Oft muss man über die Dreistigkeit und ungewöhnlichen Ideen des Tricksters, aber auch über seine Ungeschicklichkeit lachen und über das Pech, das er in Situationen hat, in denen er sich als der Stärkere und Klügere wähnte. Z.B. wird ihm der Streich eines Kolibris, der behauptet ihm das Fliegen beibringen zu können, zum tödlichen Verhängnis. So ist er oft selber der Betrogene oder wird zum Opfer seiner eigenen Ideen und Streiche.
Spannungszustände kann der Trickster kaum ertragen.

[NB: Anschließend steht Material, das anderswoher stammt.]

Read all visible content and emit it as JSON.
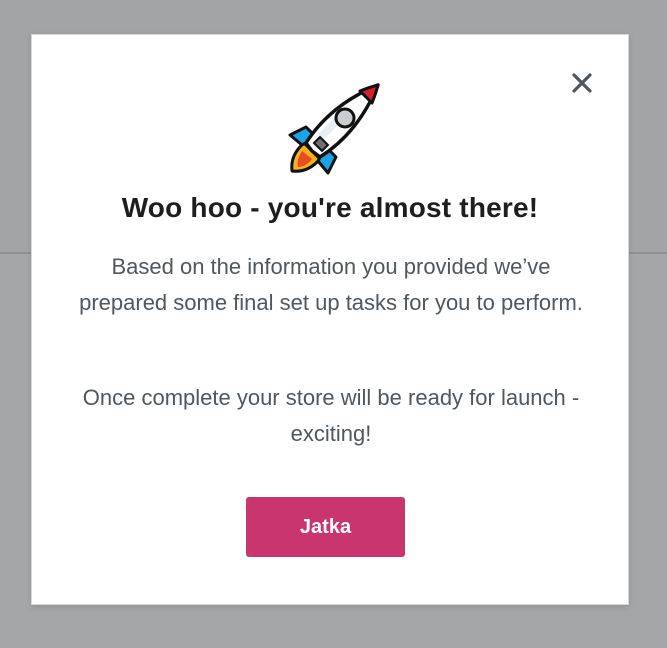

Er ist in jeder Beziehung gierig: nach Nahrung, nach Leben, nach Wissen und - er besitzt eine enorme Libido - nach Sex. An all das gerät er meist durch Gewalt und Betrug. So sind die Mythen des Tricksters nicht nur erheiternd, sondern können auch sehr brutal sein, wenn er z.B. mordet, vergewaltigt, Kinder als Mahlzeit betrachtet oder rücksichtslos experimentiert.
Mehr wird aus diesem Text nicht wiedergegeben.